4. SageMaker capabilities (Preview)
- HyperPod: accelerates model training by up to 40%, enabling parallel processing for improved performance.
- Inference: reduces deployment costs and latency by deploying multiple models to the same AWS instance.
- Clarify: supports responsible AI use by evaluating and comparing models based on chosen parameters.
- Canvas: enhancements facilitate seamless integration of generative AI into workflows.
5. Next-generation AWS-designed chips (Preview)
Amazon jumped into the custom cloud-optimized chip fray and introduced two new chips:
- Graviton4: A powerful and energy-efficient chip suitable for various cloud tasks.
- Trainium2: A high-performance computing chip, it helps accelerate model training while making it more cost-effective.
Notable AWS customers like Anthropic, Databricks, Datadog, Epic, Honeycomb, and SAP already use these chips.
6. Amazon S3 Express One Zone
A new purpose-built storage class for running applications that require extremely fast data access.
7. New integrations for a zero-ETL future
Aim to make data access and analysis faster and easier across data stores.

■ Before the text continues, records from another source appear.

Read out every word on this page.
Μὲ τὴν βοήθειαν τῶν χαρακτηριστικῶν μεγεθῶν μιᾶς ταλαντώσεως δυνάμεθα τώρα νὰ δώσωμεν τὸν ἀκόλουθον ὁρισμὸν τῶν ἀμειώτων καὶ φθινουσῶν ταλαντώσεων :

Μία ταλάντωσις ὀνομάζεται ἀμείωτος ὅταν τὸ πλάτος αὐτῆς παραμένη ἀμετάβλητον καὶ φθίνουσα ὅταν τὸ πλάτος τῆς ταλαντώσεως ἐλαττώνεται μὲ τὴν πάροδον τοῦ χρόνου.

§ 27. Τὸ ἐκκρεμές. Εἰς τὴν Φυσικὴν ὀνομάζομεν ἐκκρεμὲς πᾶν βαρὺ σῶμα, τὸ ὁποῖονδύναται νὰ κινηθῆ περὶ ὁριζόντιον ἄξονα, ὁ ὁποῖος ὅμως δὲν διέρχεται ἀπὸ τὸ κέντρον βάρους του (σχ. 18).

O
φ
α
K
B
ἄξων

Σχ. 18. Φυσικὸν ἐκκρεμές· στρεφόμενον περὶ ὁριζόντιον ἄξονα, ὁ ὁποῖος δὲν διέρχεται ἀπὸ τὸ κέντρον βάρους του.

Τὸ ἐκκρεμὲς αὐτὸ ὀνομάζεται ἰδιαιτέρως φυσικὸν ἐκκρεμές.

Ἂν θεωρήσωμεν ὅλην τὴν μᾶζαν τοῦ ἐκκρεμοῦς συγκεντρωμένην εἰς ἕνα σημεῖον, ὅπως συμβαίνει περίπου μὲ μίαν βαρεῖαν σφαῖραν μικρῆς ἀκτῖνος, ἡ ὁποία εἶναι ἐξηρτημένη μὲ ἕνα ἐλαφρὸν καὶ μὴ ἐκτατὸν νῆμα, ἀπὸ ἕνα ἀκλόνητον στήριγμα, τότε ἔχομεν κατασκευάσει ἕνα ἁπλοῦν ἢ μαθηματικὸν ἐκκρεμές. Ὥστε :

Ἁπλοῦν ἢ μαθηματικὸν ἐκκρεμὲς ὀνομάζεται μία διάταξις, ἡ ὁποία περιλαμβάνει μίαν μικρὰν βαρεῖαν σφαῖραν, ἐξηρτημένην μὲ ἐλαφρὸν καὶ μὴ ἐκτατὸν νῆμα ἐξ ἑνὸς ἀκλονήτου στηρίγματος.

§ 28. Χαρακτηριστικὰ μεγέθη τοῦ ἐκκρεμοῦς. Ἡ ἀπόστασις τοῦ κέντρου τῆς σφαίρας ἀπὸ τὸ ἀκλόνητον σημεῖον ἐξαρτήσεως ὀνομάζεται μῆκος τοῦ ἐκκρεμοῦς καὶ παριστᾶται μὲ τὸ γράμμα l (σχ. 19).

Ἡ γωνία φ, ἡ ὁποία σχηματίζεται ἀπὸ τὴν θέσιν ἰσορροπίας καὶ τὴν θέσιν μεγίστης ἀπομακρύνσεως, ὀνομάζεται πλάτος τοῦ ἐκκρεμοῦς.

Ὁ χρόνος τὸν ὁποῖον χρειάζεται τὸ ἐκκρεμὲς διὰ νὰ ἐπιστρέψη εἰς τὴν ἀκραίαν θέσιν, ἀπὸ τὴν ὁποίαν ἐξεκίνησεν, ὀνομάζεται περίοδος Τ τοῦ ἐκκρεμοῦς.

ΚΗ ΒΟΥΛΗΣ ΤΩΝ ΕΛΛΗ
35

Four new integrations are:
- Amazon Aurora PostgreSQL, Amazon DynamoDB, and Amazon RDS for MySQL integrations with Amazon Redshift: Query and analyze data from multiple relational and non-relational databases in Amazon Redshift without building and maintaining custom data pipelines.
- Amazon DynamoDB integration with Amazon OpenSearch Service: Perform full-text and vector search on DynamoDB data in near real-time.